Two-stage FWSC-based feature selection model for DDoS detection

Distributed Denial-of-Service (DDoS) attacks continue to threaten cloud-based infrastructures due to their scale, diversity, and rapidly evolving patterns. Despite their impressive detection capabilities, machine learning and deep learning models often rely on large, high-dimensional feature sets to be effective. These feature spaces may add redundancy, which impairs model generalization, and they also increase computational overhead. This study investigates whether a systematic feature selection strategy can reduce dimensionality while maintaining or improving detection performance. Experiments are conducted using the BCCC-cPacket-Cloud-DDoS-2024 dataset, which contains over 300 extracted flow-based features that represent both benign traffic and various DDoS scenarios. A two-stage optimization model is proposed. In the first stage, Fig Tree-Wasp Symbiotic Coevolutionary Optimization (FWSC) performs global exploration to remove irrelevant features. In the second stage, Particle Swarm Optimization (PSO) or Grey Wolf Optimization (GWO) refines the selected subset through localized search. A Deep Neural Network (DNN) is used for classification evaluation.
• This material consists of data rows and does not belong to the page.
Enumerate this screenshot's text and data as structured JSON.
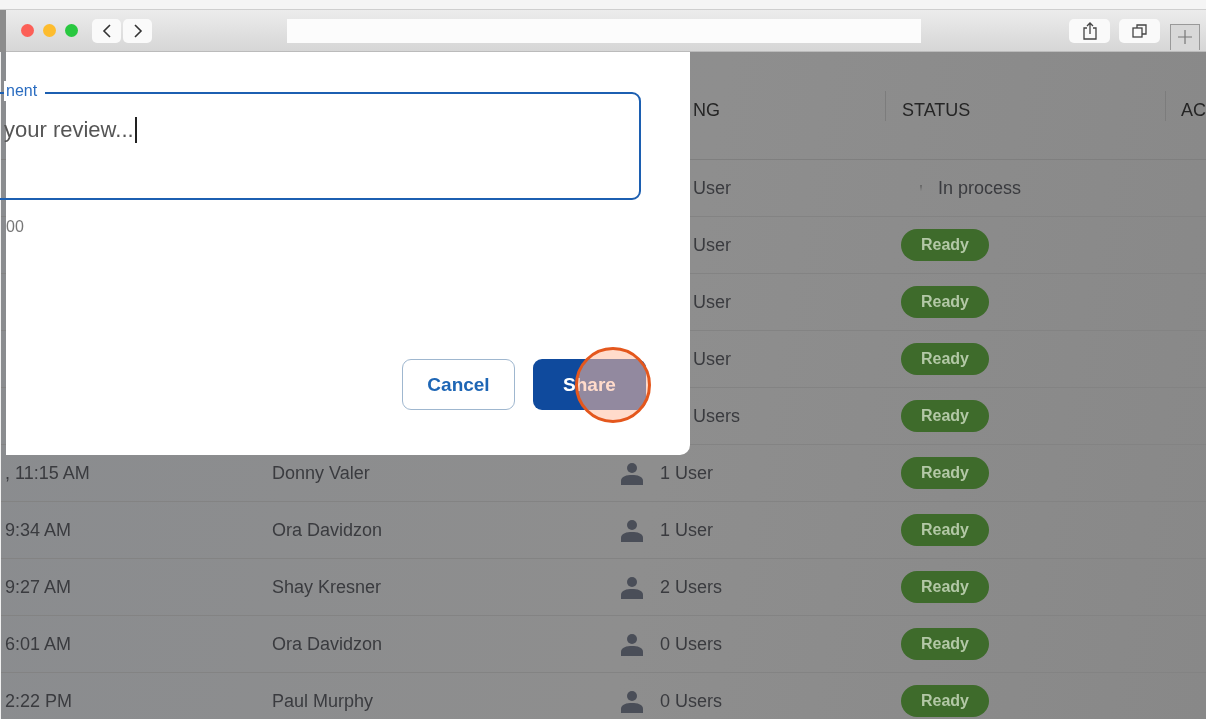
{
  "dialog": {
    "field": {
      "label": "nent",
      "value": "your review...",
      "focused": true
    },
    "counter": "00",
    "buttons": [
      {
        "label": "Cancel",
        "kind": "secondary",
        "clicked": false
      },
      {
        "label": "Share",
        "kind": "primary",
        "clicked": true
      }
    ]
  },
  "table": {
    "columns": [
      {
        "label": "NG"
      },
      {
        "label": "STATUS"
      },
      {
        "label": "AC"
      }
    ],
    "rows": [
      {
        "kind": "covered",
        "sharing": "User",
        "status": {
          "kind": "text",
          "label": "In process"
        }
      },
      {
        "kind": "covered",
        "sharing": "User",
        "status": {
          "kind": "pill",
          "label": "Ready"
        }
      },
      {
        "kind": "covered",
        "sharing": "User",
        "status": {
          "kind": "pill",
          "label": "Ready"
        }
      },
      {
        "kind": "covered",
        "sharing": "User",
        "status": {
          "kind": "pill",
          "label": "Ready"
        }
      },
      {
        "kind": "covered",
        "sharing": "Users",
        "status": {
          "kind": "pill",
          "label": "Ready"
        }
      },
      {
        "kind": "full",
        "date": ", 11:15 AM",
        "owner": "Donny Valer",
        "sharing": "1 User",
        "status": {
          "kind": "pill",
          "label": "Ready"
        }
      },
      {
        "kind": "full",
        "date": "9:34 AM",
        "owner": "Ora Davidzon",
        "sharing": "1 User",
        "status": {
          "kind": "pill",
          "label": "Ready"
        }
      },
      {
        "kind": "full",
        "date": "9:27 AM",
        "owner": "Shay Kresner",
        "sharing": "2 Users",
        "status": {
          "kind": "pill",
          "label": "Ready"
        }
      },
      {
        "kind": "full",
        "date": "6:01 AM",
        "owner": "Ora Davidzon",
        "sharing": "0 Users",
        "status": {
          "kind": "pill",
          "label": "Ready"
        }
      },
      {
        "kind": "full",
        "date": "2:22 PM",
        "owner": "Paul Murphy",
        "sharing": "0 Users",
        "status": {
          "kind": "pill",
          "label": "Ready"
        }
      }
    ]
  }
}
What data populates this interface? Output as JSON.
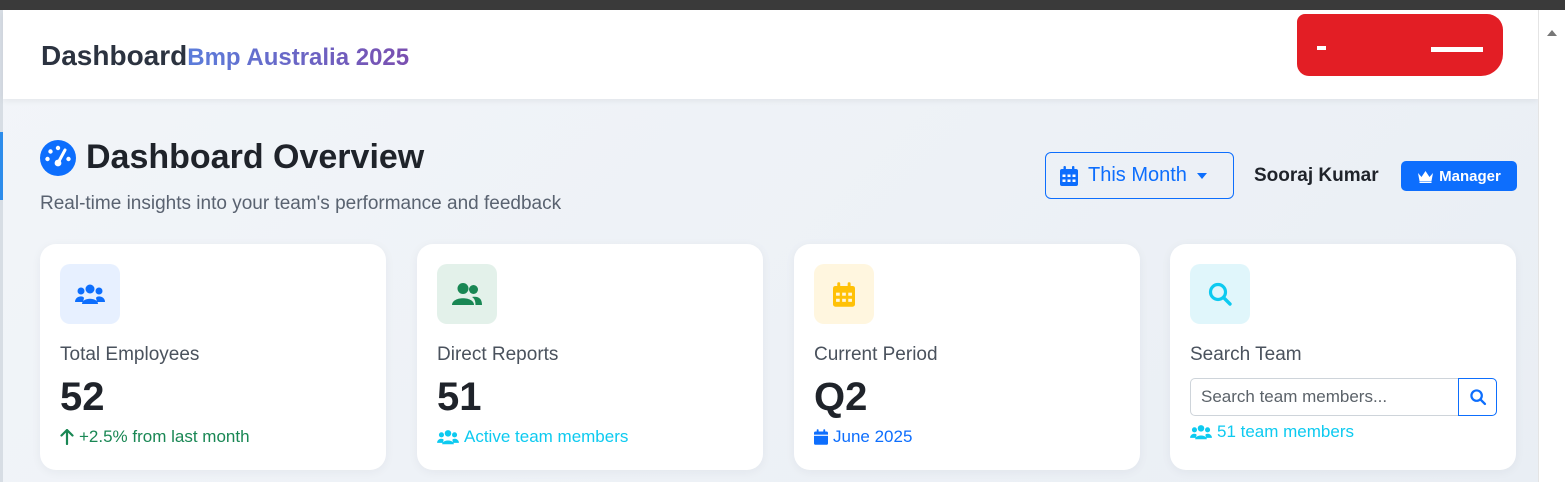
{
  "topbar": {
    "brand": "Dashboard",
    "org": "Bmp Australia 2025"
  },
  "hero": {
    "title": "Dashboard Overview",
    "subtitle": "Real-time insights into your team's performance and feedback",
    "icon": "gauge-icon"
  },
  "controls": {
    "period_label": "This Month",
    "user_name": "Sooraj Kumar",
    "role": "Manager"
  },
  "cards": [
    {
      "label": "Total Employees",
      "value": "52",
      "meta": "+2.5% from last month",
      "icon": "users-icon",
      "meta_icon": "arrow-up-icon"
    },
    {
      "label": "Direct Reports",
      "value": "51",
      "meta": "Active team members",
      "icon": "user-group-icon",
      "meta_icon": "users-icon"
    },
    {
      "label": "Current Period",
      "value": "Q2",
      "meta": "June 2025",
      "icon": "calendar-icon",
      "meta_icon": "calendar-icon"
    },
    {
      "label": "Search Team",
      "meta": "51 team members",
      "icon": "search-icon",
      "meta_icon": "users-icon"
    }
  ],
  "search": {
    "placeholder": "Search team members...",
    "value": ""
  },
  "colors": {
    "primary": "#0d6efd",
    "success": "#198754",
    "info": "#0dcaf0",
    "warning": "#ffc107",
    "tile_blue": "#e7f0ff",
    "tile_green": "#e3f1ea",
    "tile_yellow": "#fff6df",
    "tile_cyan": "#e0f6fb",
    "redaction": "#e31e25"
  }
}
Results show that the FWSC-PSO configuration reduces the original 306 features to 65, representing a 78.8% reduction, while achieving higher accuracy and F1-score than the baseline model that uses all features. Convergence behavior and feature-reduction progression are further examined through visualization, providing insight into the optimization dynamics. The findings suggest that combining global and local search strategies offers an effective approach for high-dimensional DDoS detection in cloud environments.